Re #2 - I think you just need to create a New Mailbox from the Mailbox menu in Mail. It was a long time, now, since I needed to do that so recollection is dim. When you do create a new mailbox, an option should be to create it locally on that Mac.

Syncing the offline emails between Macs is not something I have ever needed to do, so can't help you there, sorry. Using Export / Import would allow you to move the emails from one device to the other, but that would be a static copy and would not stay in sync.

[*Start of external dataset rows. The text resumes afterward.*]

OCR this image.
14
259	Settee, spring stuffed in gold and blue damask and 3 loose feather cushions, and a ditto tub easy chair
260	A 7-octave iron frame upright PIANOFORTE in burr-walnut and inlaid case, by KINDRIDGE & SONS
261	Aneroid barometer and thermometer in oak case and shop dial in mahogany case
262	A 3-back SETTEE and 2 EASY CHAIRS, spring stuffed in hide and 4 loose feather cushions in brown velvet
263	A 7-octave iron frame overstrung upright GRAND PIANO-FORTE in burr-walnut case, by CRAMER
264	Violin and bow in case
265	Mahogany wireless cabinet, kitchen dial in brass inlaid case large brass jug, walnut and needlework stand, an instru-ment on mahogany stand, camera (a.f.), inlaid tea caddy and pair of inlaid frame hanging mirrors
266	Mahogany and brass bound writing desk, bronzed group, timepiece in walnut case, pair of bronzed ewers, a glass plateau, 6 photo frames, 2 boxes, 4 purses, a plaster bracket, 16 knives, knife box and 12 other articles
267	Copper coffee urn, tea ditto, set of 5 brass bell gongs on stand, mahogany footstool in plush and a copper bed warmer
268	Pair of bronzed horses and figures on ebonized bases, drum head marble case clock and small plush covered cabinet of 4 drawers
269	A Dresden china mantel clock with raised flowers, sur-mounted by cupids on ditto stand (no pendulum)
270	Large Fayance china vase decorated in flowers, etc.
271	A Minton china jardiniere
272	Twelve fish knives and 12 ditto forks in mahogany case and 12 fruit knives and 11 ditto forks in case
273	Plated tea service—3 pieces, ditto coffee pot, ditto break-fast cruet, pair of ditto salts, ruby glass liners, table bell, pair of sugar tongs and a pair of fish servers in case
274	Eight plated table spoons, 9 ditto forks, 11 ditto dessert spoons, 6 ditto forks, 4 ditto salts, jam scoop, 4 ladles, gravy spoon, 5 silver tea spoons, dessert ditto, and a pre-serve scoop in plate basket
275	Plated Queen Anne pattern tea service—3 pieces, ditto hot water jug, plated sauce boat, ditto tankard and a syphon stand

Depending on what you are using the MacBook for, just leaving some of your emails in the IMAP mailbox for a time would allow you access to them on all your devices. That's how I handle email between my iPhone, iPad, and Mac. I have a folder in the IMAP creatively called 'To Sort' and once I am finished with an email I move it from my inbox to that folder but it is still in the IMAP structure so accessible from all my devices. When I know that I will no longer want to access that email from my iPhone / iPad I then pull it from the 'To Sort' folder into the folders On My Mac, effectively archiving them to that device. On a practical level I do this every few weeks to keep the volume of email in my account contained. Since my Mac is backed up this also means my emails get backed up at this time.
 
Re #1 - that was a typo. It should have said 'removed from the account in the cloud'.
Whew.


Re #2 - I think you just need to create a New Mailbox from the Mailbox menu in Mail. It was a long time, now, since I needed to do that so recollection is dim. When you do create a new mailbox, an option should be to create it locally on that Mac.
Yes, I think, after some research on the internet, I tried that and it looks like it worked.


Syncing the offline emails between Macs is not something I have ever needed to do, so can't help you there, sorry.
I think I have decided not to try that.

Using Export / Import would allow you to move the emails from one device to the other, but that would be a static copy and would not stay in sync.
It did seem to me “Export” meant move, not copy. I would not want to move them.


Depending on what you are using the MacBook for, just leaving some of your emails in the IMAP mailbox for a time would allow you access to them on all your devices. That's how I handle email between my iPhone, iPad, and Mac. I have a folder in the IMAP creatively called 'To Sort' and once I am finished with an email I move it from my inbox to that folder but it is still in the IMAP structure so accessible from all my devices. When I know that I will no longer want to access that email from my iPhone / iPad I then pull it from the 'To Sort' folder into the folders On My Mac, effectively archiving them to that device. On a practical level I do this every few weeks to keep the volume of email in my account contained. Since my Mac is backed up this also means my emails get backed up at this time.
Thank you for this paragraph and the reply.